Le ciel leur est tombé sur la tête
Jean-Pierre Fleury n'avait bien sûr jamais vu ça, à Saint-Martin-de-la-Mer.

Mardi 21 juin, à 21 heures dans le 21 : certains étaient tranquillement posés à la fête de la musique, d'autres regardaient peut-être la finale de Koh Lanta sur TF1. À Liernais, rien de tout ça. L'ambiance était tout autre. Un nuage « très particulier » est soudainement arrivé, sans prévenir. « Il avait une couleur rougeâtre, on aurait cru qu'il était en feu », raconte Jean-Pierre Fleury, présent sur l'exploitation familiale à Saint-Martin-de-la-Mer. Un premier grêlon est tombé, puis deux, puis trois... Ce compte-goutte n'a pas duré bien longtemps, celui-ci a rapidement pris fin pour laisser place au déluge. « Sans la moindre pluie », précise le Côte-d'orien, qui témoigne de la violence extrême de ce phénomène dans une vidéo postée sur la page Facebook de Terres de Bourgogne, au lendemain du sinistre. « Nous avons vu les velux s'effondrer, il pleuvait dans la maison, des grêlons comme le poing descendaient même les escaliers. Pendant près de quarante minutes, nous aurions cru à la fin du monde, il y avait énormément de bruit, les rafales de vent devaient atteindre les 100 km/h ... », partage Jean-Pierre Fleury, qui a accepté ce reportage pour être le relais médiatique de tous les sinistrés de son secteur : « je m'adresse bien entendu au nom de tous les agriculteurs et tous les particuliers touchés par cet énorme orage. Les dégâts sont colossaux. La zone impactée part d'Alligny-en-Morvan pour aller bien au-delà de Liernais, je pense que la coulée s'étend sur 25 km de long, sur une largeur de 3 à 5 km ».

Bâcher au plus vite

Rencontré le lendemain matin du sinistre, Jean-Pierre Fleury était forcément indigné devant l'ampleur des dégâts, avec des toitures entièrement endommagées. Les panneaux photovoltaïques étaient pulvérisés. « La priorité du moment est de bâcher au plus vite pour pouvoir sécuriser ce qui peut l'être avant le retour de nouveaux orages. C'est une course contre la montre », s'impatientait l'homme de 68 ans, en faisant allusion aux maisons d'habitation mais aussi aux stockages de fourrages et de céréales. Recontacté en ce début de semaine, Jean-Pierre Fleury tenait à remercier infiniment tous les amis de Sylvain (son fils) venus spontanément l'aider avec des télescopiques, des remorques et des bâches plusieurs pendant jours pour mettre hors d'eau les douze toitures touchées et refaire le bâchage des trois silos. Terres de Bourgogne communiquera de nouveau sur cet événement et sur les suites données à celui-ci dans ses prochaines éditions.

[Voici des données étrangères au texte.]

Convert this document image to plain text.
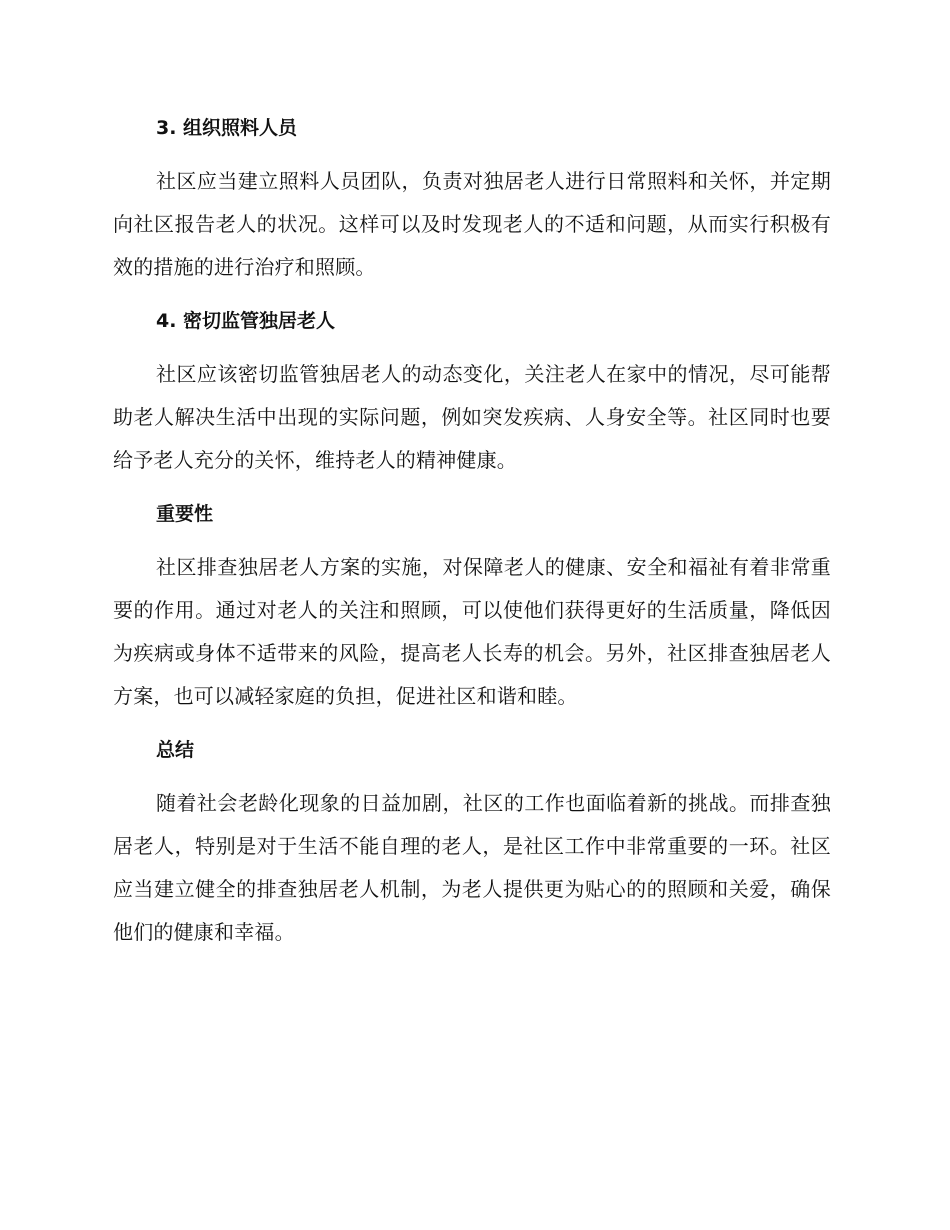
3. 组织照料人员

社区应当建立照料人员团队，负责对独居老人进行日常照料和关怀，并定期向社区报告老人的状况。这样可以及时发现老人的不适和问题，从而实行积极有效的措施的进行治疗和照顾。

4. 密切监管独居老人

社区应该密切监管独居老人的动态变化，关注老人在家中的情况，尽可能帮助老人解决生活中出现的实际问题，例如突发疾病、人身安全等。社区同时也要给予老人充分的关怀，维持老人的精神健康。

重要性

社区排查独居老人方案的实施，对保障老人的健康、安全和福祉有着非常重要的作用。通过对老人的关注和照顾，可以使他们获得更好的生活质量，降低因为疾病或身体不适带来的风险，提高老人长寿的机会。另外，社区排查独居老人方案，也可以减轻家庭的负担，促进社区和谐和睦。

总结

随着社会老龄化现象的日益加剧，社区的工作也面临着新的挑战。而排查独居老人，特别是对于生活不能自理的老人，是社区工作中非常重要的一环。社区应当建立健全的排查独居老人机制，为老人提供更为贴心的的照顾和关爱，确保他们的健康和幸福。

« Totalement impuissants »
Matthieu Beurton, ici à droite avec Mathis, son stagiaire, fait partie des agriculteurs les plus sinistrés à Liernais.

« Totalement impuissants »

De « drôles » de nuages étaient en train arriver : Matthieu Beurton, agriculteur à Liernais, s'est vite réfugié à l'intérieur de sa maison avec sa compagne et leurs trois enfants. Les dégâts après le déluge sont énormes : « Tout est par terre ou presque... Les toitures de tous nos bâtiments sont HS, il y en a une douzaine, y compris la maison de mes parents et un corps de ferme que nous étions en train de rénover en gîte. Que ce soit des tuiles, de l'ardoise ou du fibrociment, tout y est passé. Seuls les vieux hangars en tôle ondulée ont un peu mieux résisté. Il pleuvait dans la maison, il y avait beaucoup de bruit, mes trois filles sont encore choquées. À l'heure où je vous parle, je n'ai pas encore terminé le tour de mes prés, un veau est déjà mort et le bilan pourrait ne pas s'arrêter là. Je n'ai pas encore vu toutes mes cultures mais cela ne sent pas bon... À mon avis, l'orge et le blé vont y rester. C'est vraiment un grand sentiment d'impuissance face à un tel phénomène ». L'homme de 39 ans a désormais les yeux rivés sur les assurances : « j'espère qu'elles vont jouer le jeu. Les toitures, il y en a qui ont 5, 15, 20 ans.... Il va y avoir de la vétusté : on va y laisser des plumes, comme pour les différentes récoles. Les démarches administratives vont commencer et ça aussi, je m'en serais bien passer. Je recherche un salarié depuis un petit moment car j'ai du travail par-dessus la tête : il va m'être très difficile de consacrer des heures et des heures sur le téléphone et l'ordinateur ». L'agriculteur de Liernais analyse ce phénomène directement lié, selon lui, au dérèglement climatique : « de la grêle, nous avons déjà eue mais jamais comme ça. De tels aléas se multiplient, ce n'est pas un hasard selon moi. Sans vouloir être plus écolo que les autres, je pense que nous sommes tous responsables de ce qui arrive. Je voudrais que cela serve de leçon : non pas pour Liernais mais pour l'ensemble de l'Humanité. Nous sommes à mon avis trop nombreux et nous consommons bien de trop. Je ne sais pas quel monde nous allons laisser à nos enfants. Aujourd'hui, après ce qui vient de se passer, l'essentiel est d'être en bonne santé ».

 

Réactions

Fabrice Genin, président de la FDSEA21 : « Nous apportons bien évidemment tout notre soutien aux sinistrés. Compte-tenu de l'ampleur des dégâts, je ne doute pas un seul instant que l'état de catastrophe naturel sera reconnu, et très rapidement. Si les démarches n'avancent pas assez vite, nous saurons mettre la pression auprès de nos responsables politiques. L'esprit de solidarité est encore plus le bienvenu dans ce type d'évènement, la FDSEA répondra à toute demande des agriculteurs en cas de besoin ».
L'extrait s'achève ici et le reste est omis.